FINE FUEL MOISTURE CODE: CREATING A PREDICATIVE REGIONAL FIRE WEATHER MODEL FOR THE MEDITERRANEAN AREA LA PEYNE, FRANCE
Summary
Mediterranean Europe suffers from over 50,000 forest fires annually, the vast majority of which has an anthropogenic ignition source. Climatic change and related land use changes are likely to increase the problems related to forest fires. Models that provide land owners, fire fighters and authorities with daily information on potential fire behavior are therefore of high added value.
In this study a Canadian model is applied that relates meteorological indices to fine fuel moisture content, an important indicator for flammability of the fuel complex. This Fine Fuel Moisture Code (FFMC) is adapted from Canadian boreal vegetation to Mediterranean vegetation. Moreover a part of the BEHAVE fire behavior prediction model is added to quantify estimations on rate of spread, fireline intensity and flame length. These three parameters are crucial in crown fire ignition but also have a big influence on the possible way of firefighting.
A study area in Southern France was selected to collect fuel moisture content samples in 14 locations over a 10-day period. For each of the four dominant Mediterranean vegetation species a plot was selected that had an 11mm rainfall event simulated. The fuel moisture content data was used to calibrate and validate the FFMC model over the fieldwork period.
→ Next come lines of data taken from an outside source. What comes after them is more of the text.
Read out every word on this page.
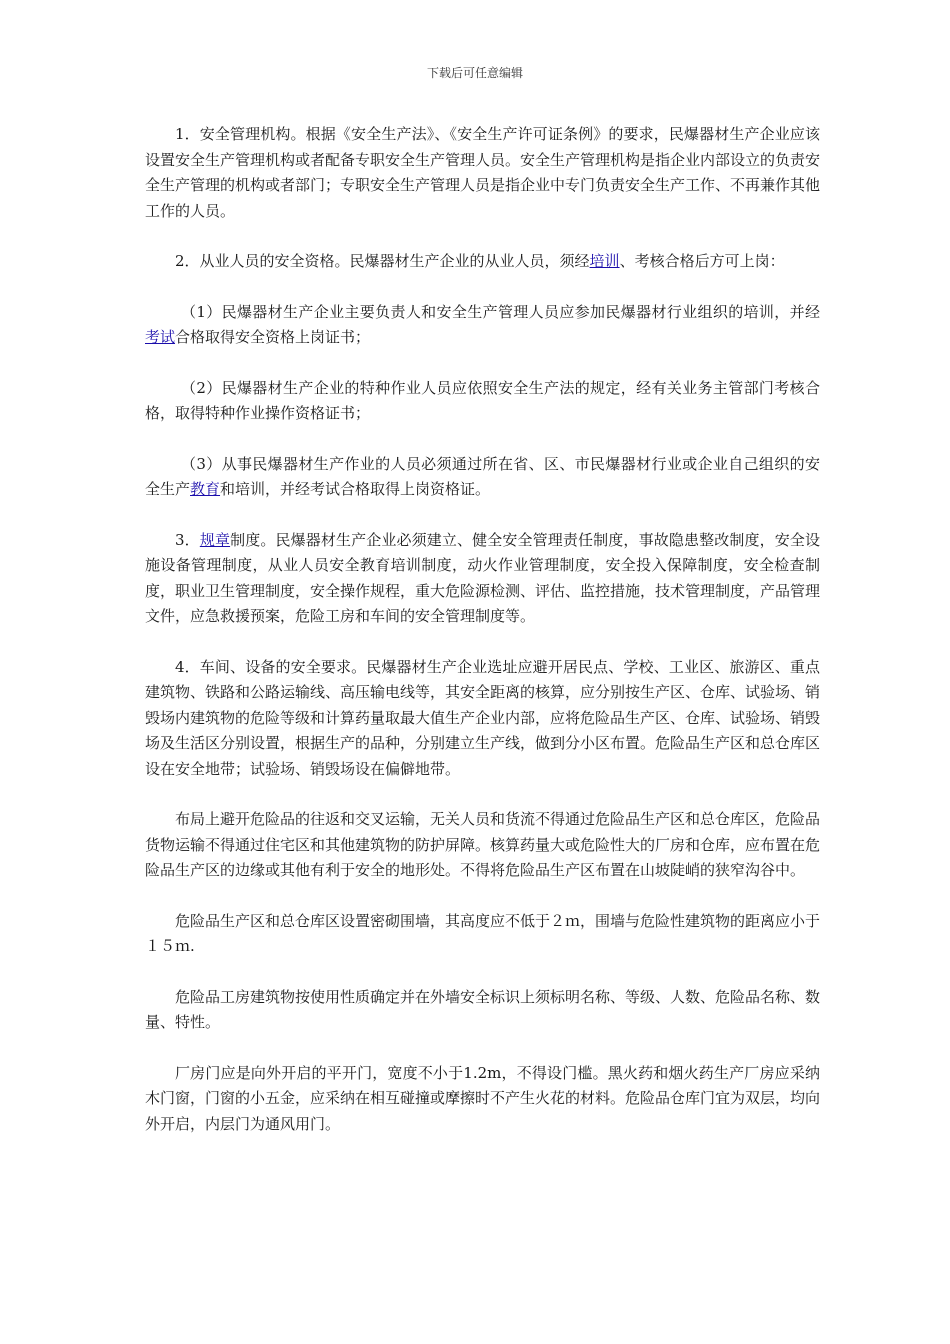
下载后可任意编辑

1．安全管理机构。根据《安全生产法》、《安全生产许可证条例》的要求，民爆器材生产企业应该设置安全生产管理机构或者配备专职安全生产管理人员。安全生产管理机构是指企业内部设立的负责安全生产管理的机构或者部门；专职安全生产管理人员是指企业中专门负责安全生产工作、不再兼作其他工作的人员。

2．从业人员的安全资格。民爆器材生产企业的从业人员，须经培训、考核合格后方可上岗：

（1）民爆器材生产企业主要负责人和安全生产管理人员应参加民爆器材行业组织的培训，并经考试合格取得安全资格上岗证书；

（2）民爆器材生产企业的特种作业人员应依照安全生产法的规定，经有关业务主管部门考核合格，取得特种作业操作资格证书；

（3）从事民爆器材生产作业的人员必须通过所在省、区、市民爆器材行业或企业自己组织的安全生产教育和培训，并经考试合格取得上岗资格证。

3．规章制度。民爆器材生产企业必须建立、健全安全管理责任制度，事故隐患整改制度，安全设施设备管理制度，从业人员安全教育培训制度，动火作业管理制度，安全投入保障制度，安全检查制度，职业卫生管理制度，安全操作规程，重大危险源检测、评估、监控措施，技术管理制度，产品管理文件，应急救援预案，危险工房和车间的安全管理制度等。

4．车间、设备的安全要求。民爆器材生产企业选址应避开居民点、学校、工业区、旅游区、重点建筑物、铁路和公路运输线、高压输电线等，其安全距离的核算，应分别按生产区、仓库、试验场、销毁场内建筑物的危险等级和计算药量取最大值生产企业内部，应将危险品生产区、仓库、试验场、销毁场及生活区分别设置，根据生产的品种，分别建立生产线，做到分小区布置。危险品生产区和总仓库区设在安全地带；试验场、销毁场设在偏僻地带。

布局上避开危险品的往返和交叉运输，无关人员和货流不得通过危险品生产区和总仓库区，危险品货物运输不得通过住宅区和其他建筑物的防护屏障。核算药量大或危险性大的厂房和仓库，应布置在危险品生产区的边缘或其他有利于安全的地形处。不得将危险品生产区布置在山坡陡峭的狭窄沟谷中。

危险品生产区和总仓库区设置密砌围墙，其高度应不低于２ｍ，围墙与危险性建筑物的距离应小于１５ｍ.

危险品工房建筑物按使用性质确定并在外墙安全标识上须标明名称、等级、人数、危险品名称、数量、特性。

厂房门应是向外开启的平开门，宽度不小于1.2m，不得设门槛。黑火药和烟火药生产厂房应采纳木门窗，门窗的小五金，应采纳在相互碰撞或摩擦时不产生火花的材料。危险品仓库门宜为双层，均向外开启，内层门为通风用门。
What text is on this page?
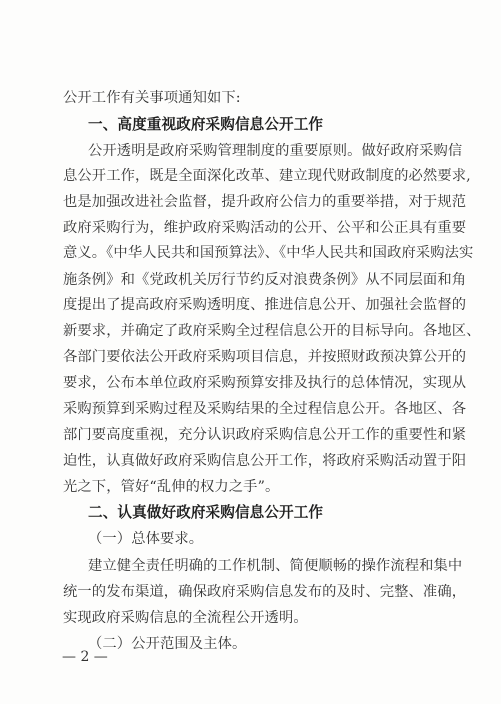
公开工作有关事项通知如下:
一、高度重视政府采购信息公开工作
公开透明是政府采购管理制度的重要原则。做好政府采购信
息公开工作，既是全面深化改革、建立现代财政制度的必然要求,
也是加强改进社会监督，提升政府公信力的重要举措，对于规范
政府采购行为，维护政府采购活动的公开、公平和公正具有重要
意义。《中华人民共和国预算法》、《中华人民共和国政府采购法实
施条例》和《党政机关厉行节约反对浪费条例》从不同层面和角
度提出了提高政府采购透明度、推进信息公开、加强社会监督的
新要求，并确定了政府采购全过程信息公开的目标导向。各地区、
各部门要依法公开政府采购项目信息，并按照财政预决算公开的
要求，公布本单位政府采购预算安排及执行的总体情况，实现从
采购预算到采购过程及采购结果的全过程信息公开。各地区、各
部门要高度重视，充分认识政府采购信息公开工作的重要性和紧
迫性，认真做好政府采购信息公开工作，将政府采购活动置于阳
光之下，管好“乱伸的权力之手”。
二、认真做好政府采购信息公开工作
（一）总体要求。
建立健全责任明确的工作机制、简便顺畅的操作流程和集中
统一的发布渠道，确保政府采购信息发布的及时、完整、准确，
实现政府采购信息的全流程公开透明。
（二）公开范围及主体。
— 2 —
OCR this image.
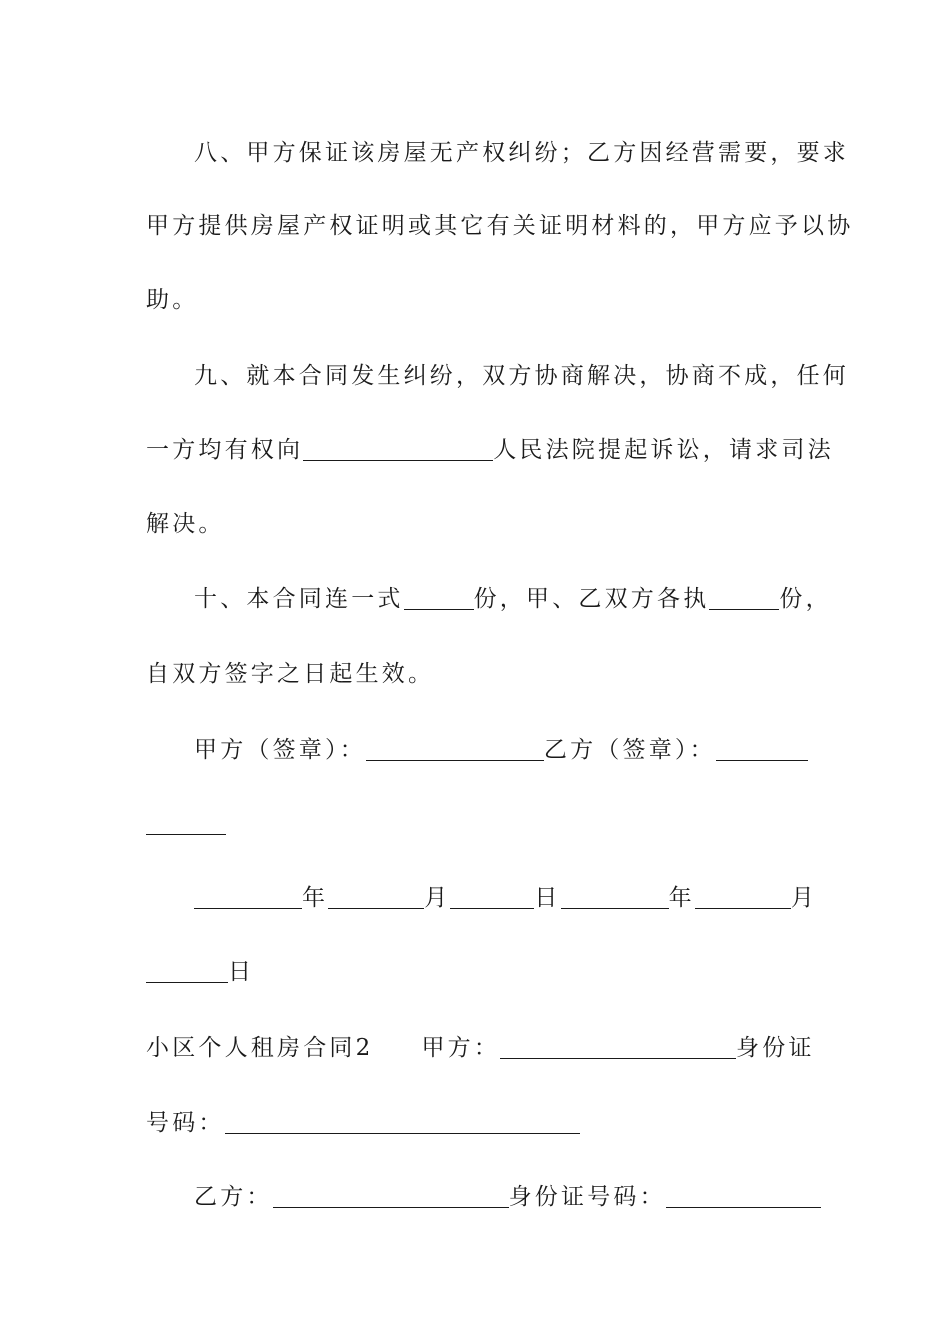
八、甲方保证该房屋无产权纠纷；乙方因经营需要，要求
甲方提供房屋产权证明或其它有关证明材料的，甲方应予以协
助。
九、就本合同发生纠纷，双方协商解决，协商不成，任何
一方均有权向	人民法院提起诉讼，请求司法
解决。
十、本合同连一式	份，甲、乙双方各执	份，
自双方签字之日起生效。
甲方（签章）：	乙方（签章）：
年	月	日	年	月
日
小区个人租房合同2 甲方：	身份证
号码：
乙方：	身份证号码：
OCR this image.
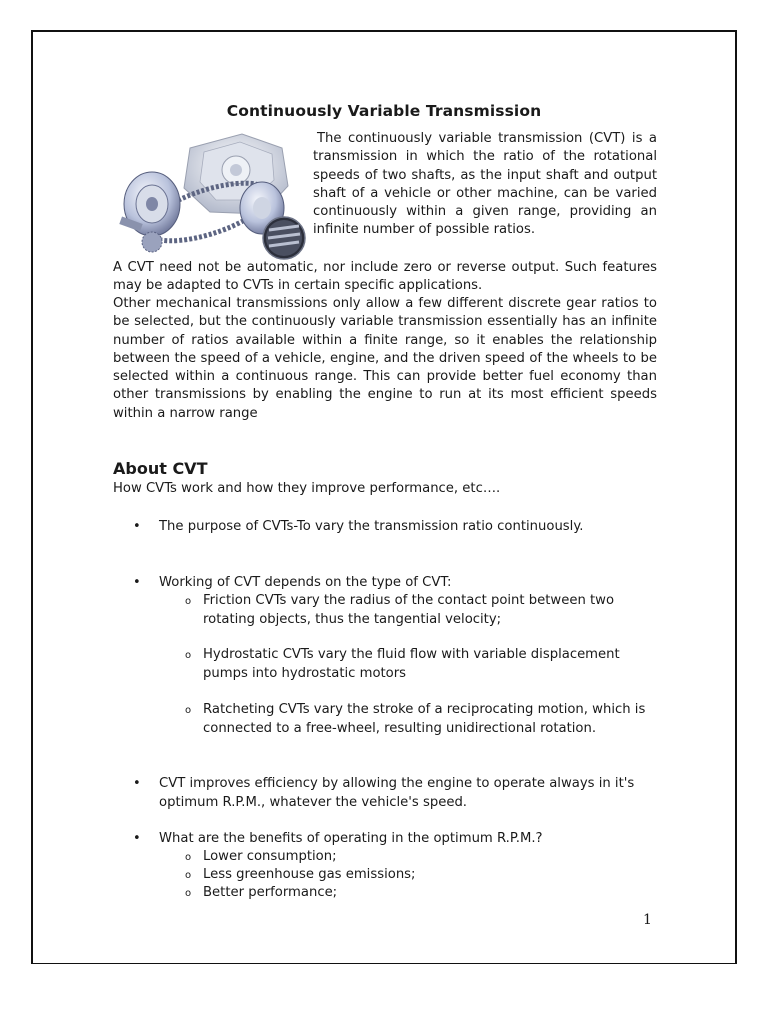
Continuously Variable Transmission

The continuously variable transmission (CVT) is a transmission in which the ratio of the rotational speeds of two shafts, as the input shaft and output shaft of a vehicle or other machine, can be varied continuously within a given range, providing an infinite number of possible ratios.

A CVT need not be automatic, nor include zero or reverse output. Such features may be adapted to CVTs in certain specific applications.

Other mechanical transmissions only allow a few different discrete gear ratios to be selected, but the continuously variable transmission essentially has an infinite number of ratios available within a finite range, so it enables the relationship between the speed of a vehicle, engine, and the driven speed of the wheels to be selected within a continuous range. This can provide better fuel economy than other transmissions by enabling the engine to run at its most efficient speeds within a narrow range

About CVT

How CVTs work and how they improve performance, etc….

• The purpose of CVTs-To vary the transmission ratio continuously.

• Working of CVT depends on the type of CVT:

o Friction CVTs vary the radius of the contact point between two rotating objects, thus the tangential velocity;

o Hydrostatic CVTs vary the fluid flow with variable displacement pumps into hydrostatic motors

o Ratcheting CVTs vary the stroke of a reciprocating motion, which is connected to a free-wheel, resulting unidirectional rotation.

• CVT improves efficiency by allowing the engine to operate always in it's optimum R.P.M., whatever the vehicle's speed.

• What are the benefits of operating in the optimum R.P.M.?

o Lower consumption;

o Less greenhouse gas emissions;

o Better performance;

1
After calibration the data was used to simulate the moisture content over the period from June 1 to September 6, 2013. This simulated moisture content was used to drive the BEHAVE model.
The results showed moderate fire behavior conditions for almost the complete period in all vegetation classes. Extended fire behavior was found on the steep slopes in the dense and middle matorral but the absence of high windspeeds suppressed excessive fire behavior. The accuracy of the BEHAVE model could not be tested, such being outside the scope of this study, but it was successfully evaluated for the Mediterranean in other studies. For the calibrated FFMC model the uncertainty was estimated by a 95% confidence interval, that averaged at 4.3%. The expected accuracy (FFMC + BEHAVE) is assumed highest in dry conditions.
It is concluded that this model spatially and temporally estimates summer moisture content and fire behavior with an accuracy good enough for practical use. However also several defects such as parameter generalization and the high dependency on good meteorological data are discussed in this study.